Lydia Prieg, a PhD student at the University of Cambridge, says Yes
Greater fiscal union is the only sustainable solution for the Eurozone. Without coordinated redistribution, some countries are enjoying artificially low exchange and interest rates. This boosts exports and growth. Other countries have inappropriately high exchange and interest rates, which hinder exports and growth.
In the build-up to the crisis, German banks were also lending money to the Greeks, and these funds were often used to buy German exports. Germany has thus profited for years from lower rates without having to compensate the weaker economies that struggle at such levels.
We must stop blaming southern countries for irresponsible lending and structural problems within the bloc. The US is an example of a coordinated union where states still predominantly set their own tax policies. The Eurozone must strategically redistribute some tax proceeds between countries, or disband the monetary union. Anything else is just kicking the can down the road.
Christian Schulz, senior economist at Berenberg, says No
Classic elements of fiscal union such as common debt issuance, debt mutualisation or even unconditional fiscal transfers from rich countries to the poor would be dangerous for the Eurozone.
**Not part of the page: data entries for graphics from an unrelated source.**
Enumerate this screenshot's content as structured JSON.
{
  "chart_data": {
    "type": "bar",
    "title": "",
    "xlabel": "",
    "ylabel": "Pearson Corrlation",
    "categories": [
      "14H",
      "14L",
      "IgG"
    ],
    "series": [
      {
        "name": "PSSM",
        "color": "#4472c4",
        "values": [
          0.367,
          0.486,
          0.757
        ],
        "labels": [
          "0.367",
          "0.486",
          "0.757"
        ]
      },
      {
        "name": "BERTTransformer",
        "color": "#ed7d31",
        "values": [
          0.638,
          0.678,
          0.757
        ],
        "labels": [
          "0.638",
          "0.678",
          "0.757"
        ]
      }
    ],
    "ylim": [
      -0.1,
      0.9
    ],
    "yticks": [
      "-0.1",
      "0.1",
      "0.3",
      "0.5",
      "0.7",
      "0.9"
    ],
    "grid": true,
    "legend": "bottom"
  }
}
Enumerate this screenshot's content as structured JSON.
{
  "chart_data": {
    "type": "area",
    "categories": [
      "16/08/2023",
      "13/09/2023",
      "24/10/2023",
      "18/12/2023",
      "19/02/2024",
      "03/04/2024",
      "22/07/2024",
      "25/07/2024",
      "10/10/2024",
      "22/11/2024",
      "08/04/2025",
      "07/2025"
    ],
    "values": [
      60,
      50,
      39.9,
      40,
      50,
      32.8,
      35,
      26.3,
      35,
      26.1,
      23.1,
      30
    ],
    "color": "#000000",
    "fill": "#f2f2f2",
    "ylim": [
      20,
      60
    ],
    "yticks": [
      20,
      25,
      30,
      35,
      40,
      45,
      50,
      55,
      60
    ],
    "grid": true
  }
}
The spreads between the borrowing costs of the most vulnerable and the most stable member states are important incentives for fiscal discipline and wider structural reform efforts. Where such spreads are absent or where tax revenues are transferred unconditionally, as in Germany’s inter-state fiscal equilibrating system, economic imbalances tend to be aggravated – not resolved over time.
In Bremen, a net recipient of aid from rich Bavaria and others for decades, Germany has its own little Greece: reform-resistant with sluggish growth and enormous public debt. Germany sets some good examples for the Eurozone, but fiscal union is not one of them. At the margin, the Eurozone could review its fiscal rules, clarifying special circumstances and tightening penalties.